Doom Sickness is sort of the flipside to regular old mal de mer. On a boat, your eyes are telling your brain that you're fairly stable, but your inner ear is telling your brain that you're moving up and down. With many video games (and some movies shot with handheld cameras), it's just the opposite: Your eyes are telling you that you're jerking around erratically, while your inner ear says that your body is quite still. Either way, your brain is getting conflicting signals, and the result is that awful queasy feeling.
(This only happens to certain people at certain times, of course. Most gamers can play any video game for hours on end with nary a gut twinge.)
But there's hope for those of us who are prone to Doom Sickness. The other day I was playing Katamari Damacy, a bizarre but utterly addictive Japanese game in which you roll a sticky ball around the world and pick things up with it, starting with small stuff like thumbtacks and working your way up to people, cars and whole buildings. I'd played it several times before with no trouble, but this time I had that "I've got to stop right now" moment.

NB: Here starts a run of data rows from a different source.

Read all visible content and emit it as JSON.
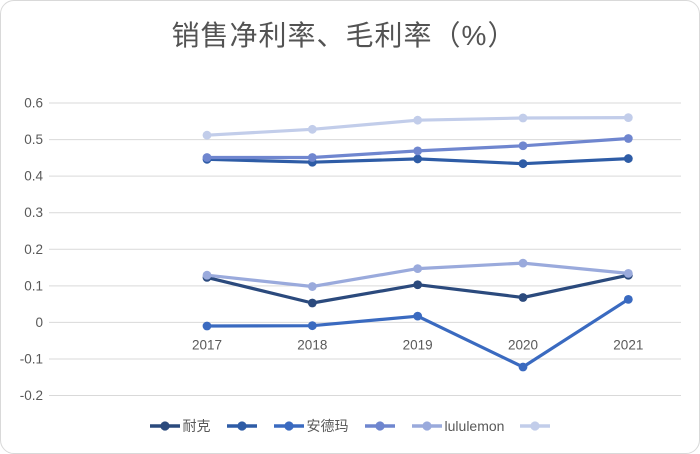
{
  "title": "销售净利率、毛利率（%）",
  "colors": {
    "background": "#FFFFFF",
    "card_border": "#D9D9D9",
    "grid": "#D9D9D9",
    "axis_text": "#595959",
    "title_text": "#535353"
  },
  "chart_data": {
    "type": "line",
    "title": "销售净利率、毛利率（%）",
    "categories": [
      "2017",
      "2018",
      "2019",
      "2020",
      "2021"
    ],
    "series": [
      {
        "legend_label": "耐克",
        "color": "#2B4A7D",
        "values": [
          0.123,
          0.053,
          0.103,
          0.068,
          0.129
        ]
      },
      {
        "legend_label": "",
        "color": "#2E5CA6",
        "values": [
          0.446,
          0.438,
          0.447,
          0.434,
          0.448
        ]
      },
      {
        "legend_label": "安德玛",
        "color": "#3A6AC0",
        "values": [
          -0.01,
          -0.009,
          0.017,
          -0.122,
          0.063
        ]
      },
      {
        "legend_label": "",
        "color": "#6F86CF",
        "values": [
          0.451,
          0.451,
          0.469,
          0.483,
          0.503
        ]
      },
      {
        "legend_label": "lululemon",
        "color": "#9AAADC",
        "values": [
          0.129,
          0.098,
          0.147,
          0.162,
          0.134
        ]
      },
      {
        "legend_label": "",
        "color": "#C2CDEA",
        "values": [
          0.512,
          0.528,
          0.553,
          0.559,
          0.56
        ]
      }
    ],
    "ylim": [
      -0.2,
      0.6
    ],
    "yticks": [
      "0.6",
      "0.5",
      "0.4",
      "0.3",
      "0.2",
      "0.1",
      "0",
      "-0.1",
      "-0.2"
    ],
    "grid": true,
    "legend_position": "bottom",
    "x_labels_position": "next-to-zero-axis",
    "leading_empty_slots": 1
  }
}
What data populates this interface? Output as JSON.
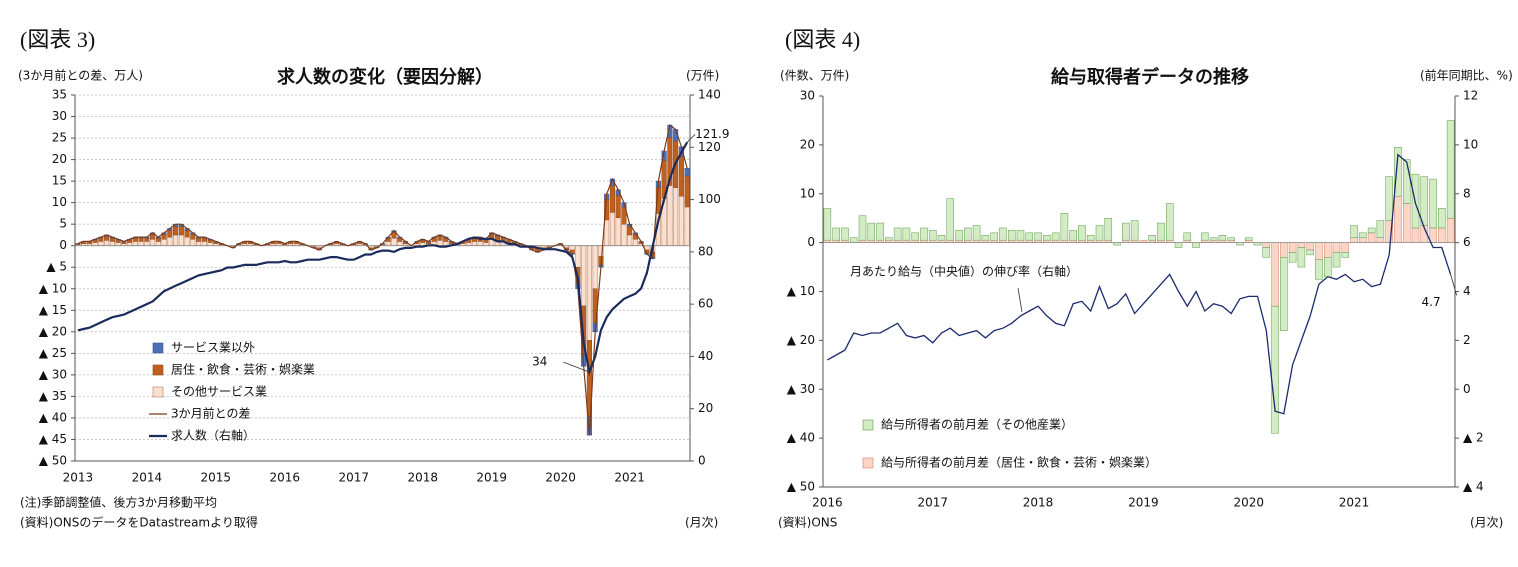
{
  "chart_data": [
    {
      "type": "bar_line",
      "fig_label": "(図表 3)",
      "title": "求人数の変化（要因分解）",
      "y_label": "(3か月前との差、万人)",
      "y2_label": "(万件)",
      "x_unit": "(月次)",
      "notes": [
        "(注)季節調整値、後方3か月移動平均",
        "(資料)ONSのデータをDatastreamより取得"
      ],
      "grid": true,
      "legend": "lower left",
      "ylim": [
        -50,
        35
      ],
      "yticks": [
        35,
        30,
        25,
        20,
        15,
        10,
        5,
        0,
        {
          "value": -5,
          "label": "▲ 5"
        },
        {
          "value": -10,
          "label": "▲ 10"
        },
        {
          "value": -15,
          "label": "▲ 15"
        },
        {
          "value": -20,
          "label": "▲ 20"
        },
        {
          "value": -25,
          "label": "▲ 25"
        },
        {
          "value": -30,
          "label": "▲ 30"
        },
        {
          "value": -35,
          "label": "▲ 35"
        },
        {
          "value": -40,
          "label": "▲ 40"
        },
        {
          "value": -45,
          "label": "▲ 45"
        },
        {
          "value": -50,
          "label": "▲ 50"
        }
      ],
      "y2lim": [
        0,
        140
      ],
      "y2ticks": [
        0,
        20,
        40,
        60,
        80,
        100,
        120,
        140
      ],
      "categories": [
        "2013",
        null,
        null,
        null,
        null,
        null,
        null,
        null,
        null,
        null,
        null,
        null,
        "2014",
        null,
        null,
        null,
        null,
        null,
        null,
        null,
        null,
        null,
        null,
        null,
        "2015",
        null,
        null,
        null,
        null,
        null,
        null,
        null,
        null,
        null,
        null,
        null,
        "2016",
        null,
        null,
        null,
        null,
        null,
        null,
        null,
        null,
        null,
        null,
        null,
        "2017",
        null,
        null,
        null,
        null,
        null,
        null,
        null,
        null,
        null,
        null,
        null,
        "2018",
        null,
        null,
        null,
        null,
        null,
        null,
        null,
        null,
        null,
        null,
        null,
        "2019",
        null,
        null,
        null,
        null,
        null,
        null,
        null,
        null,
        null,
        null,
        null,
        "2020",
        null,
        null,
        null,
        null,
        null,
        null,
        null,
        null,
        null,
        null,
        null,
        "2021",
        null,
        null,
        null,
        null,
        null,
        null,
        null,
        null,
        null,
        null
      ],
      "series": [
        {
          "name": "サービス業以外",
          "kind": "bar",
          "color": "#4f6fb5",
          "stroke": "#3b5592",
          "values": [
            0.05,
            0.1,
            0.1,
            0.15,
            0.2,
            0.25,
            0.2,
            0.15,
            0.1,
            0.15,
            0.2,
            0.2,
            0.2,
            0.3,
            0.2,
            0.3,
            0.4,
            0.5,
            0.5,
            0.4,
            0.3,
            0.2,
            0.2,
            0.15,
            0.1,
            0.05,
            0,
            -0.05,
            0.05,
            0.1,
            0.1,
            0.05,
            0,
            0.05,
            0.1,
            0.1,
            0.05,
            0.1,
            0.1,
            0.05,
            0,
            -0.05,
            -0.1,
            0,
            0.05,
            0.1,
            0.05,
            0,
            0.05,
            0.1,
            0.05,
            -0.1,
            -0.05,
            0.05,
            0.2,
            0.35,
            0.2,
            0.1,
            0,
            0.1,
            0.15,
            0.1,
            0.2,
            0.25,
            0.2,
            0.1,
            0.05,
            0.1,
            0.15,
            0.2,
            0.2,
            0.15,
            0.3,
            0.25,
            0.2,
            0.15,
            0.1,
            0.05,
            0,
            -0.1,
            -0.15,
            -0.1,
            -0.05,
            0,
            0.05,
            -0.1,
            -0.2,
            -1,
            -2.8,
            -4.4,
            -2,
            -0.5,
            1.2,
            1.55,
            1.3,
            1,
            0.5,
            0.3,
            0.1,
            -0.2,
            -0.3,
            1.5,
            2.2,
            2.8,
            2.7,
            2.3,
            1.8
          ]
        },
        {
          "name": "居住・飲食・芸術・娯楽業",
          "kind": "bar",
          "color": "#c0601e",
          "stroke": "#8f4514",
          "values": [
            0.2,
            0.4,
            0.4,
            0.6,
            0.8,
            1,
            0.8,
            0.6,
            0.4,
            0.6,
            0.8,
            0.8,
            0.8,
            1.2,
            0.8,
            1.2,
            1.6,
            2,
            2,
            1.6,
            1.2,
            0.8,
            0.8,
            0.6,
            0.4,
            0.2,
            0,
            -0.2,
            0.2,
            0.4,
            0.4,
            0.2,
            0,
            0.2,
            0.4,
            0.4,
            0.2,
            0.4,
            0.4,
            0.2,
            0,
            -0.2,
            -0.4,
            0,
            0.2,
            0.4,
            0.2,
            0,
            0.2,
            0.4,
            0.2,
            -0.4,
            -0.2,
            0.2,
            0.8,
            1.4,
            0.8,
            0.4,
            0,
            0.4,
            0.6,
            0.4,
            0.8,
            1,
            0.8,
            0.4,
            0.2,
            0.4,
            0.6,
            0.8,
            0.8,
            0.6,
            1.2,
            1,
            0.8,
            0.6,
            0.4,
            0.2,
            0,
            -0.4,
            -0.6,
            -0.4,
            -0.2,
            0,
            0.2,
            -0.4,
            -0.8,
            -4,
            -11.2,
            -17.6,
            -8,
            -2,
            4.8,
            6.2,
            5.2,
            4,
            2,
            1.2,
            0.4,
            -0.8,
            -1.2,
            6,
            8.8,
            11.2,
            10.8,
            9.2,
            7.2
          ]
        },
        {
          "name": "その他サービス業",
          "kind": "bar",
          "color": "#fbe0cf",
          "stroke": "#b07a5a",
          "values": [
            0.25,
            0.5,
            0.5,
            0.75,
            1,
            1.25,
            1,
            0.75,
            0.5,
            0.75,
            1,
            1,
            1,
            1.5,
            1,
            1.5,
            2,
            2.5,
            2.5,
            2,
            1.5,
            1,
            1,
            0.75,
            0.5,
            0.25,
            0,
            -0.25,
            0.25,
            0.5,
            0.5,
            0.25,
            0,
            0.25,
            0.5,
            0.5,
            0.25,
            0.5,
            0.5,
            0.25,
            0,
            -0.25,
            -0.5,
            0,
            0.25,
            0.5,
            0.25,
            0,
            0.25,
            0.5,
            0.25,
            -0.5,
            -0.25,
            0.25,
            1,
            1.75,
            1,
            0.5,
            0,
            0.5,
            0.75,
            0.5,
            1,
            1.25,
            1,
            0.5,
            0.25,
            0.5,
            0.75,
            1,
            1,
            0.75,
            1.5,
            1.25,
            1,
            0.75,
            0.5,
            0.25,
            0,
            -0.5,
            -0.75,
            -0.5,
            -0.25,
            0,
            0.25,
            -0.5,
            -1,
            -5,
            -14,
            -22,
            -10,
            -2.5,
            6,
            7.75,
            6.5,
            5,
            2.5,
            1.5,
            0.5,
            -1,
            -1.5,
            7.5,
            11,
            14,
            13.5,
            11.5,
            9
          ]
        },
        {
          "name": "3か月前との差",
          "kind": "line",
          "color": "#7b3b1a",
          "width": 1.2,
          "values": [
            0.5,
            1,
            1,
            1.5,
            2,
            2.5,
            2,
            1.5,
            1,
            1.5,
            2,
            2,
            2,
            3,
            2,
            3,
            4,
            5,
            5,
            4,
            3,
            2,
            2,
            1.5,
            1,
            0.5,
            0,
            -0.5,
            0.5,
            1,
            1,
            0.5,
            0,
            0.5,
            1,
            1,
            0.5,
            1,
            1,
            0.5,
            0,
            -0.5,
            -1,
            0,
            0.5,
            1,
            0.5,
            0,
            0.5,
            1,
            0.5,
            -1,
            -0.5,
            0.5,
            2,
            3.5,
            2,
            1,
            0,
            1,
            1.5,
            1,
            2,
            2.5,
            2,
            1,
            0.5,
            1,
            1.5,
            2,
            2,
            1.5,
            3,
            2.5,
            2,
            1.5,
            1,
            0.5,
            0,
            -1,
            -1.5,
            -1,
            -0.5,
            0,
            0.5,
            -1,
            -2,
            -10,
            -28,
            -44,
            -20,
            -5,
            12,
            15.5,
            13,
            10,
            5,
            3,
            1,
            -2,
            -3,
            15,
            22,
            28,
            27,
            23,
            18
          ]
        },
        {
          "name": "求人数（右軸）",
          "kind": "line",
          "axis": "y2",
          "color": "#1c2b5c",
          "width": 2.2,
          "label_points": [
            "min",
            "last"
          ],
          "values": [
            50,
            50.5,
            51,
            52,
            53,
            54,
            55,
            55.5,
            56,
            57,
            58,
            59,
            60,
            61,
            63,
            65,
            66,
            67,
            68,
            69,
            70,
            71,
            71.5,
            72,
            72.5,
            73,
            74,
            74,
            74.5,
            75,
            75,
            75,
            75.5,
            76,
            76,
            76,
            76.5,
            76,
            76,
            76.5,
            77,
            77,
            77,
            77.5,
            78,
            78,
            77.5,
            77,
            77,
            78,
            79,
            79,
            80,
            80.5,
            80.5,
            80,
            81,
            81.5,
            81.5,
            82,
            82,
            82.5,
            82.5,
            82,
            82,
            82.5,
            83,
            84,
            85,
            85.5,
            85,
            85,
            85,
            84,
            84,
            83,
            83,
            82,
            82,
            82,
            81.5,
            81,
            81,
            81,
            80.5,
            80,
            78,
            70,
            45,
            34,
            40,
            50,
            55,
            58,
            60,
            62,
            63,
            64,
            66,
            72,
            82,
            92,
            100,
            108,
            114,
            118,
            121.9
          ]
        }
      ]
    },
    {
      "type": "bar_line",
      "fig_label": "(図表 4)",
      "title": "給与取得者データの推移",
      "y_label": "(件数、万件)",
      "y2_label": "(前年同期比、%)",
      "x_unit": "(月次)",
      "notes": [
        "(資料)ONS"
      ],
      "grid": false,
      "legend": "lower left",
      "ylim": [
        -50,
        30
      ],
      "yticks": [
        30,
        20,
        10,
        0,
        {
          "value": -10,
          "label": "▲ 10"
        },
        {
          "value": -20,
          "label": "▲ 20"
        },
        {
          "value": -30,
          "label": "▲ 30"
        },
        {
          "value": -40,
          "label": "▲ 40"
        },
        {
          "value": -50,
          "label": "▲ 50"
        }
      ],
      "y2lim": [
        -4,
        12
      ],
      "y2ticks": [
        12,
        10,
        8,
        6,
        4,
        2,
        0,
        {
          "value": -2,
          "label": "▲ 2"
        },
        {
          "value": -4,
          "label": "▲ 4"
        }
      ],
      "categories": [
        "2016",
        null,
        null,
        null,
        null,
        null,
        null,
        null,
        null,
        null,
        null,
        null,
        "2017",
        null,
        null,
        null,
        null,
        null,
        null,
        null,
        null,
        null,
        null,
        null,
        "2018",
        null,
        null,
        null,
        null,
        null,
        null,
        null,
        null,
        null,
        null,
        null,
        "2019",
        null,
        null,
        null,
        null,
        null,
        null,
        null,
        null,
        null,
        null,
        null,
        "2020",
        null,
        null,
        null,
        null,
        null,
        null,
        null,
        null,
        null,
        null,
        null,
        "2021",
        null,
        null,
        null,
        null,
        null,
        null,
        null,
        null,
        null,
        null,
        null
      ],
      "series": [
        {
          "name": "給与所得者の前月差（その他産業）",
          "kind": "bar",
          "color": "#d3ecc4",
          "stroke": "#5a9a4a",
          "values": [
            6.5,
            2.5,
            2.5,
            1,
            5,
            3.5,
            3.5,
            0.5,
            2.5,
            2.5,
            1.5,
            2.5,
            2,
            1,
            8.5,
            2,
            2.5,
            3,
            1,
            1.5,
            2.5,
            2,
            2,
            1.5,
            1.5,
            1,
            1.5,
            5.5,
            2,
            3,
            1,
            3,
            4.5,
            -0.5,
            3.5,
            4,
            0,
            1,
            3.5,
            7.5,
            -1,
            1.5,
            -1,
            1.5,
            0.5,
            1,
            0.5,
            -0.5,
            0.5,
            -0.5,
            -2,
            -26,
            -15,
            -2,
            -4,
            -1,
            -4,
            -4,
            -3,
            -1,
            2.5,
            1,
            1,
            3.5,
            9,
            10,
            9,
            11,
            10,
            10,
            4,
            20
          ]
        },
        {
          "name": "給与所得者の前月差（居住・飲食・芸術・娯楽業）",
          "kind": "bar",
          "color": "#fbd6c6",
          "stroke": "#d0806a",
          "values": [
            0.5,
            0.5,
            0.5,
            0,
            0.5,
            0.5,
            0.5,
            0.5,
            0.5,
            0.5,
            0.5,
            0.5,
            0.5,
            0.5,
            0.5,
            0.5,
            0.5,
            0.5,
            0.5,
            0.5,
            0.5,
            0.5,
            0.5,
            0.5,
            0.5,
            0.5,
            0.5,
            0.5,
            0.5,
            0.5,
            0.5,
            0.5,
            0.5,
            0,
            0.5,
            0.5,
            0.5,
            0.5,
            0.5,
            0.5,
            0,
            0.5,
            0,
            0.5,
            0.5,
            0.5,
            0.5,
            0,
            0.5,
            0,
            -1,
            -13,
            -3,
            -2,
            -1,
            -1.5,
            -3.5,
            -3,
            -2,
            -2,
            1,
            1,
            2,
            1,
            4.5,
            9.5,
            8,
            3,
            3.5,
            3,
            3,
            5
          ]
        },
        {
          "name": "月あたり給与（中央値）の伸び率（右軸）",
          "kind": "line",
          "axis": "y2",
          "color": "#1c2b6e",
          "width": 1.3,
          "in_legend": false,
          "label_points": [
            "last"
          ],
          "values": [
            1.2,
            1.4,
            1.6,
            2.3,
            2.2,
            2.3,
            2.3,
            2.5,
            2.7,
            2.2,
            2.1,
            2.2,
            1.9,
            2.3,
            2.5,
            2.2,
            2.3,
            2.4,
            2.1,
            2.4,
            2.5,
            2.7,
            3.0,
            3.2,
            3.4,
            3.0,
            2.7,
            2.6,
            3.5,
            3.6,
            3.2,
            4.2,
            3.3,
            3.5,
            3.9,
            3.1,
            3.5,
            3.9,
            4.3,
            4.7,
            4.0,
            3.4,
            4.0,
            3.2,
            3.5,
            3.4,
            3.1,
            3.7,
            3.8,
            3.8,
            2.4,
            -0.9,
            -1.0,
            1.0,
            2.0,
            3.0,
            4.3,
            4.6,
            4.5,
            4.7,
            4.4,
            4.5,
            4.2,
            4.3,
            5.5,
            9.6,
            9.3,
            7.6,
            6.6,
            5.8,
            5.8,
            4.7
          ]
        }
      ]
    }
  ]
}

My husband walked in shortly afterward, found me lying green-gilled on the couch, and had a flash of inspiration. He rummaged through our catchall drawer and resurfaced with some acupressure wristbands he'd bought years ago to help with motion sickness on planes. They have a hard plastic bead sewn into them -- it presses into a pressure point on your wrist, which in turn theoretically interrupts the conflicting signals to your brain that are causing your nausea.
Not at all convinced they would work, I figured it wouldn't hurt to at least give the bands a try. I put them on, and five minutes later I was completely back to normal. (Usually it takes half an hour or more before I recover from any kind of motion sickness.) I was astounded.
Since then I've done a little research on the motion sickness bands. There are many first-person testimonials to their effectiveness online, and some studies cited by Psychology Today indicate that there's something to the use of accupressure to treat nausea. But there are also plenty of folks who consider these wristbands to be modern-day snake oil. If people are feeling better after putting wristbands on, they say, that's just the placebo effect at work.
I'd be interested to hear if anybody else has tried these wristbands for gaming and how well they worked for you. If you'd like to try them, you can find them for around $8 to $10 in most drugstores, in the motion sickness section. When you use them, be sure to put the plastic bead in the correct spot on your wrist -- in the little hollow area right in the center, an inch or so up the arm from the heel of your hand.
Big fat disclaimer: I am not a medical professional and I can make no claim as to the effectiveness of these bands. All I know is that they worked amazingly well for me the one time I tried them. If that was just the placebo effect at work, I say let's hear it for the placebo effect!